Thursday, October 25, 2007
Ashes to Ashes Dust to Dust
This blog won't be a happy one, or a biographic one. So excuse the tone and feel free to skip it, this post will be more for me than anything else.
To the left is the picture of my grandmother after she died. And to the far left of that, is her body about to be cremated.
My grandmother apparently picked out the outfit she wanted to be cremated in. (She specifically wanted to be cremated and buried next to her husband.). After she suffered her stroke, my uncle and aunt found a suitcase with a note from my grandmother. It indicated that these were to be her funeraly clothes. She picked out the red silk suit, and a small set of shoes, and finally a blanket with a Tiger on it.
Some of her choices were significant. The color red in chinese culture usually is reserved for times of celebration, and is especially known for being worn at weddings. My uncle mentioned to me that there is custom probably when a someone reaches a certain age, for them to wear red, rather than the customary white used for mourning, to be buried in. The idea is that at a certain age the passage of life to death is a time of celebration rather than mourning. The Tiger on the blanket also has meaning. My grandmother was born in the Year of the Tiger under Chinese Zodiacs. TIgers are supposed to be fearless, courageous, born leaders, yet also stubborn, hard headed and fearsome. She was all of those things in spades. Interestingly enough, i too was born in the year of the Tiger, and i took a sense of pride in that connection. She never talked about being a tiger, and so it came as a surprise that she valued or identified enough strongly with her chinese zodiac that it would make it to the last wardrobe. It was a pleasant surprise.
I wish i could celebrate her death like she apparently wanted us to. I really do. But i can't. I wish i could take comfort when people mention that she has lived a long and rich life. Or that she was a special person. But i take no such comfort.
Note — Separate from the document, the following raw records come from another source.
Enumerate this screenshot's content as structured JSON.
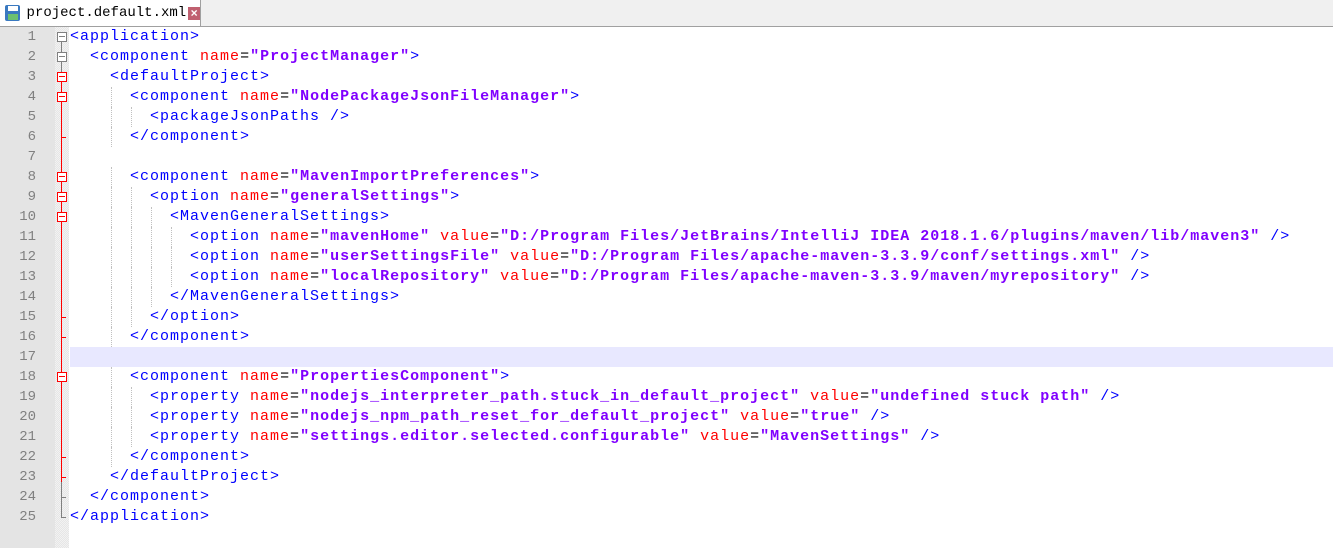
{
  "tab": {
    "filename": "project.default.xml",
    "icon": "save-icon",
    "close_icon": "close-icon"
  },
  "editor": {
    "highlight_line": 17,
    "lines": [
      {
        "i": 0,
        "t": [
          [
            "tag",
            "<application>"
          ]
        ]
      },
      {
        "i": 1,
        "t": [
          [
            "tag",
            "<component "
          ],
          [
            "attr",
            "name"
          ],
          [
            "eq",
            "="
          ],
          [
            "val",
            "\"ProjectManager\""
          ],
          [
            "tag",
            ">"
          ]
        ]
      },
      {
        "i": 2,
        "t": [
          [
            "tag",
            "<defaultProject>"
          ]
        ]
      },
      {
        "i": 3,
        "t": [
          [
            "tag",
            "<component "
          ],
          [
            "attr",
            "name"
          ],
          [
            "eq",
            "="
          ],
          [
            "val",
            "\"NodePackageJsonFileManager\""
          ],
          [
            "tag",
            ">"
          ]
        ]
      },
      {
        "i": 4,
        "t": [
          [
            "tag",
            "<packageJsonPaths />"
          ]
        ]
      },
      {
        "i": 3,
        "t": [
          [
            "tag",
            "</component>"
          ]
        ]
      },
      {
        "i": 0,
        "t": []
      },
      {
        "i": 3,
        "t": [
          [
            "tag",
            "<component "
          ],
          [
            "attr",
            "name"
          ],
          [
            "eq",
            "="
          ],
          [
            "val",
            "\"MavenImportPreferences\""
          ],
          [
            "tag",
            ">"
          ]
        ]
      },
      {
        "i": 4,
        "t": [
          [
            "tag",
            "<option "
          ],
          [
            "attr",
            "name"
          ],
          [
            "eq",
            "="
          ],
          [
            "val",
            "\"generalSettings\""
          ],
          [
            "tag",
            ">"
          ]
        ]
      },
      {
        "i": 5,
        "t": [
          [
            "tag",
            "<MavenGeneralSettings>"
          ]
        ]
      },
      {
        "i": 6,
        "t": [
          [
            "tag",
            "<option "
          ],
          [
            "attr",
            "name"
          ],
          [
            "eq",
            "="
          ],
          [
            "val",
            "\"mavenHome\""
          ],
          [
            "txt",
            " "
          ],
          [
            "attr",
            "value"
          ],
          [
            "eq",
            "="
          ],
          [
            "val",
            "\"D:/Program Files/JetBrains/IntelliJ IDEA 2018.1.6/plugins/maven/lib/maven3\""
          ],
          [
            "tag",
            " />"
          ]
        ]
      },
      {
        "i": 6,
        "t": [
          [
            "tag",
            "<option "
          ],
          [
            "attr",
            "name"
          ],
          [
            "eq",
            "="
          ],
          [
            "val",
            "\"userSettingsFile\""
          ],
          [
            "txt",
            " "
          ],
          [
            "attr",
            "value"
          ],
          [
            "eq",
            "="
          ],
          [
            "val",
            "\"D:/Program Files/apache-maven-3.3.9/conf/settings.xml\""
          ],
          [
            "tag",
            " />"
          ]
        ]
      },
      {
        "i": 6,
        "t": [
          [
            "tag",
            "<option "
          ],
          [
            "attr",
            "name"
          ],
          [
            "eq",
            "="
          ],
          [
            "val",
            "\"localRepository\""
          ],
          [
            "txt",
            " "
          ],
          [
            "attr",
            "value"
          ],
          [
            "eq",
            "="
          ],
          [
            "val",
            "\"D:/Program Files/apache-maven-3.3.9/maven/myrepository\""
          ],
          [
            "tag",
            " />"
          ]
        ]
      },
      {
        "i": 5,
        "t": [
          [
            "tag",
            "</MavenGeneralSettings>"
          ]
        ]
      },
      {
        "i": 4,
        "t": [
          [
            "tag",
            "</option>"
          ]
        ]
      },
      {
        "i": 3,
        "t": [
          [
            "tag",
            "</component>"
          ]
        ]
      },
      {
        "i": 0,
        "t": []
      },
      {
        "i": 3,
        "t": [
          [
            "tag",
            "<component "
          ],
          [
            "attr",
            "name"
          ],
          [
            "eq",
            "="
          ],
          [
            "val",
            "\"PropertiesComponent\""
          ],
          [
            "tag",
            ">"
          ]
        ]
      },
      {
        "i": 4,
        "t": [
          [
            "tag",
            "<property "
          ],
          [
            "attr",
            "name"
          ],
          [
            "eq",
            "="
          ],
          [
            "val",
            "\"nodejs_interpreter_path.stuck_in_default_project\""
          ],
          [
            "txt",
            " "
          ],
          [
            "attr",
            "value"
          ],
          [
            "eq",
            "="
          ],
          [
            "val",
            "\"undefined stuck path\""
          ],
          [
            "tag",
            " />"
          ]
        ]
      },
      {
        "i": 4,
        "t": [
          [
            "tag",
            "<property "
          ],
          [
            "attr",
            "name"
          ],
          [
            "eq",
            "="
          ],
          [
            "val",
            "\"nodejs_npm_path_reset_for_default_project\""
          ],
          [
            "txt",
            " "
          ],
          [
            "attr",
            "value"
          ],
          [
            "eq",
            "="
          ],
          [
            "val",
            "\"true\""
          ],
          [
            "tag",
            " />"
          ]
        ]
      },
      {
        "i": 4,
        "t": [
          [
            "tag",
            "<property "
          ],
          [
            "attr",
            "name"
          ],
          [
            "eq",
            "="
          ],
          [
            "val",
            "\"settings.editor.selected.configurable\""
          ],
          [
            "txt",
            " "
          ],
          [
            "attr",
            "value"
          ],
          [
            "eq",
            "="
          ],
          [
            "val",
            "\"MavenSettings\""
          ],
          [
            "tag",
            " />"
          ]
        ]
      },
      {
        "i": 3,
        "t": [
          [
            "tag",
            "</component>"
          ]
        ]
      },
      {
        "i": 2,
        "t": [
          [
            "tag",
            "</defaultProject>"
          ]
        ]
      },
      {
        "i": 1,
        "t": [
          [
            "tag",
            "</component>"
          ]
        ]
      },
      {
        "i": 0,
        "t": [
          [
            "tag",
            "</application>"
          ]
        ]
      }
    ]
  },
  "fold": {
    "open_gray": [
      1,
      2
    ],
    "open_red": [
      3,
      4,
      8,
      9,
      10,
      18
    ],
    "end_gray": [
      24,
      25
    ],
    "end_red": [
      6,
      15,
      16,
      22,
      23
    ]
  }
}
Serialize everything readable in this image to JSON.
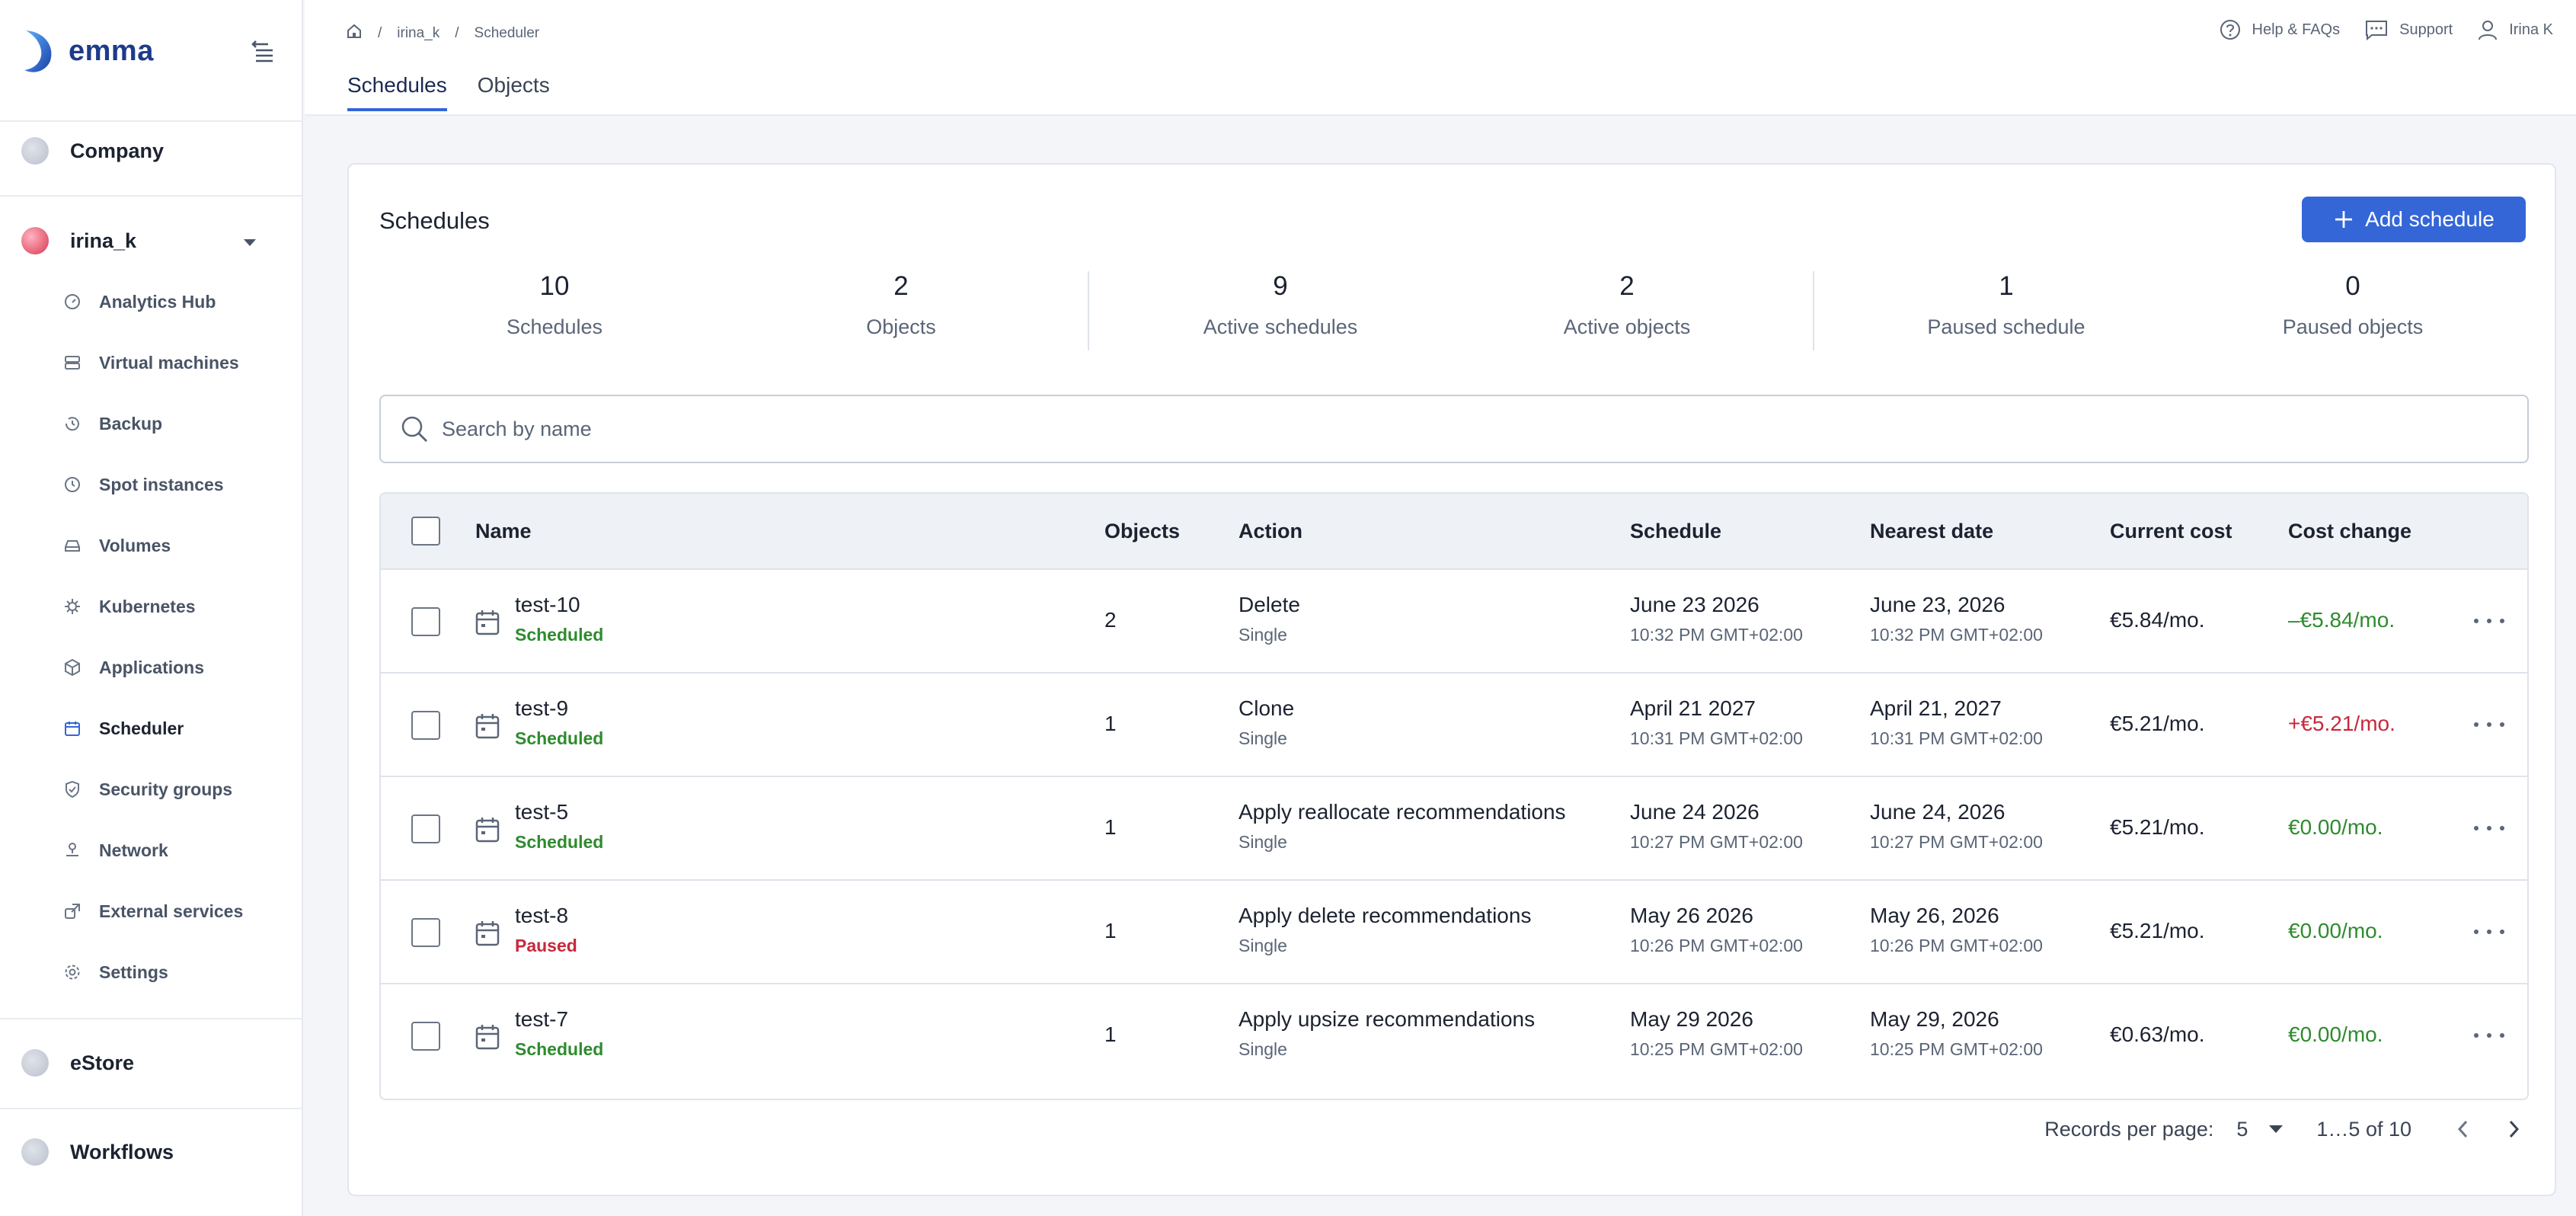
{
  "brand": {
    "name": "emma"
  },
  "sidebar": {
    "orgs": [
      {
        "label": "Company"
      },
      {
        "label": "irina_k"
      },
      {
        "label": "eStore"
      },
      {
        "label": "Workflows"
      }
    ],
    "items": [
      {
        "label": "Analytics Hub",
        "icon": "gauge-icon"
      },
      {
        "label": "Virtual machines",
        "icon": "server-icon"
      },
      {
        "label": "Backup",
        "icon": "history-icon"
      },
      {
        "label": "Spot instances",
        "icon": "clock-icon"
      },
      {
        "label": "Volumes",
        "icon": "drive-icon"
      },
      {
        "label": "Kubernetes",
        "icon": "helm-icon"
      },
      {
        "label": "Applications",
        "icon": "cube-icon"
      },
      {
        "label": "Scheduler",
        "icon": "calendar-icon"
      },
      {
        "label": "Security groups",
        "icon": "shield-icon"
      },
      {
        "label": "Network",
        "icon": "network-icon"
      },
      {
        "label": "External services",
        "icon": "external-icon"
      },
      {
        "label": "Settings",
        "icon": "gear-icon"
      }
    ]
  },
  "breadcrumb": {
    "items": [
      "irina_k",
      "Scheduler"
    ]
  },
  "top_links": {
    "help": "Help & FAQs",
    "support": "Support",
    "user": "Irina K"
  },
  "tabs": [
    {
      "label": "Schedules"
    },
    {
      "label": "Objects"
    }
  ],
  "card": {
    "title": "Schedules",
    "add_button": "Add schedule",
    "stats": [
      {
        "value": "10",
        "label": "Schedules"
      },
      {
        "value": "2",
        "label": "Objects"
      },
      {
        "value": "9",
        "label": "Active schedules"
      },
      {
        "value": "2",
        "label": "Active objects"
      },
      {
        "value": "1",
        "label": "Paused schedule"
      },
      {
        "value": "0",
        "label": "Paused objects"
      }
    ],
    "search_placeholder": "Search by name"
  },
  "table": {
    "columns": [
      "Name",
      "Objects",
      "Action",
      "Schedule",
      "Nearest date",
      "Current cost",
      "Cost change"
    ],
    "rows": [
      {
        "name": "test-10",
        "status": "Scheduled",
        "objects": "2",
        "action": "Delete",
        "action_type": "Single",
        "schedule_date": "June 23 2026",
        "schedule_time": "10:32 PM GMT+02:00",
        "nearest_date": "June 23, 2026",
        "nearest_time": "10:32 PM GMT+02:00",
        "current_cost": "€5.84/mo.",
        "cost_change": "–€5.84/mo."
      },
      {
        "name": "test-9",
        "status": "Scheduled",
        "objects": "1",
        "action": "Clone",
        "action_type": "Single",
        "schedule_date": "April 21 2027",
        "schedule_time": "10:31 PM GMT+02:00",
        "nearest_date": "April 21, 2027",
        "nearest_time": "10:31 PM GMT+02:00",
        "current_cost": "€5.21/mo.",
        "cost_change": "+€5.21/mo."
      },
      {
        "name": "test-5",
        "status": "Scheduled",
        "objects": "1",
        "action": "Apply reallocate recommendations",
        "action_type": "Single",
        "schedule_date": "June 24 2026",
        "schedule_time": "10:27 PM GMT+02:00",
        "nearest_date": "June 24, 2026",
        "nearest_time": "10:27 PM GMT+02:00",
        "current_cost": "€5.21/mo.",
        "cost_change": "€0.00/mo."
      },
      {
        "name": "test-8",
        "status": "Paused",
        "objects": "1",
        "action": "Apply delete recommendations",
        "action_type": "Single",
        "schedule_date": "May 26 2026",
        "schedule_time": "10:26 PM GMT+02:00",
        "nearest_date": "May 26, 2026",
        "nearest_time": "10:26 PM GMT+02:00",
        "current_cost": "€5.21/mo.",
        "cost_change": "€0.00/mo."
      },
      {
        "name": "test-7",
        "status": "Scheduled",
        "objects": "1",
        "action": "Apply upsize recommendations",
        "action_type": "Single",
        "schedule_date": "May 29 2026",
        "schedule_time": "10:25 PM GMT+02:00",
        "nearest_date": "May 29, 2026",
        "nearest_time": "10:25 PM GMT+02:00",
        "current_cost": "€0.63/mo.",
        "cost_change": "€0.00/mo."
      }
    ]
  },
  "pagination": {
    "records_label": "Records per page:",
    "per_page": "5",
    "range": "1…5 of 10"
  },
  "colors": {
    "accent": "#3466d8",
    "positive": "#2e8b2e",
    "negative": "#c8283c"
  }
}
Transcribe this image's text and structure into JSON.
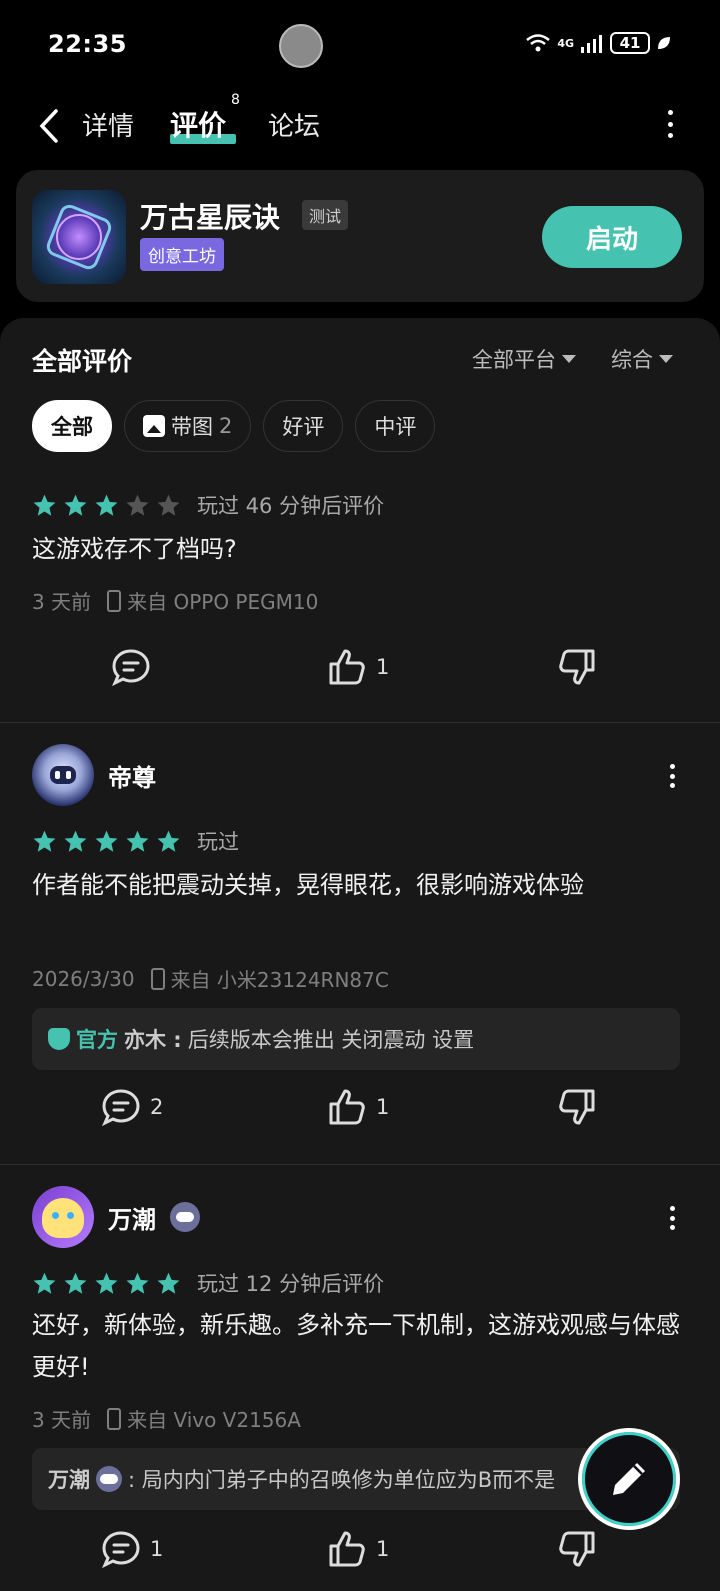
{
  "status_bar": {
    "time": "22:35",
    "network": "4G",
    "battery": "41"
  },
  "nav": {
    "tabs": [
      "详情",
      "评价",
      "论坛"
    ],
    "active_tab": "评价",
    "review_badge": "8"
  },
  "game": {
    "title": "万古星辰诀",
    "tag_test": "测试",
    "tag_workshop": "创意工坊",
    "launch_label": "启动"
  },
  "reviews_header": {
    "title": "全部评价",
    "platform_filter": "全部平台",
    "sort_filter": "综合"
  },
  "chips": [
    {
      "label": "全部",
      "active": true
    },
    {
      "label": "带图",
      "count": "2"
    },
    {
      "label": "好评"
    },
    {
      "label": "中评"
    }
  ],
  "reviews": [
    {
      "rating": 3,
      "played": "玩过 46 分钟后评价",
      "content": "这游戏存不了档吗?",
      "date": "3 天前",
      "device": "来自 OPPO PEGM10",
      "comments": "",
      "likes": "1"
    },
    {
      "user": "帝尊",
      "rating": 5,
      "played": "玩过",
      "content": "作者能不能把震动关掉，晃得眼花，很影响游戏体验",
      "date": "2026/3/30",
      "device": "来自 小米23124RN87C",
      "reply": {
        "badge": "官方",
        "author": "亦木 :",
        "text": "后续版本会推出 关闭震动 设置"
      },
      "comments": "2",
      "likes": "1"
    },
    {
      "user": "万潮",
      "rating": 5,
      "played": "玩过 12 分钟后评价",
      "content": "还好，新体验，新乐趣。多补充一下机制，这游戏观感与体感更好!",
      "date": "3 天前",
      "device": "来自 Vivo V2156A",
      "reply": {
        "author": "万潮",
        "text": ": 局内内门弟子中的召唤修为单位应为B而不是"
      },
      "comments": "1",
      "likes": "1"
    }
  ],
  "colors": {
    "accent": "#45c3b0",
    "workshop": "#7a68e0",
    "star_on": "#45c3b0",
    "star_off": "#555555"
  }
}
My family, aside from my father and me, are people of faith. They believe deeply in God, and i witness first hand how that faith can sustain people in times like this. I wish i could have that sense of comfort or security. But the fact is, i don't believe in Heaven, i don't believe that her soul exists eternally. And i take no comfort in her passage from being a person that i loved and who loves me, to being a cold collection of dust and ash in an urn.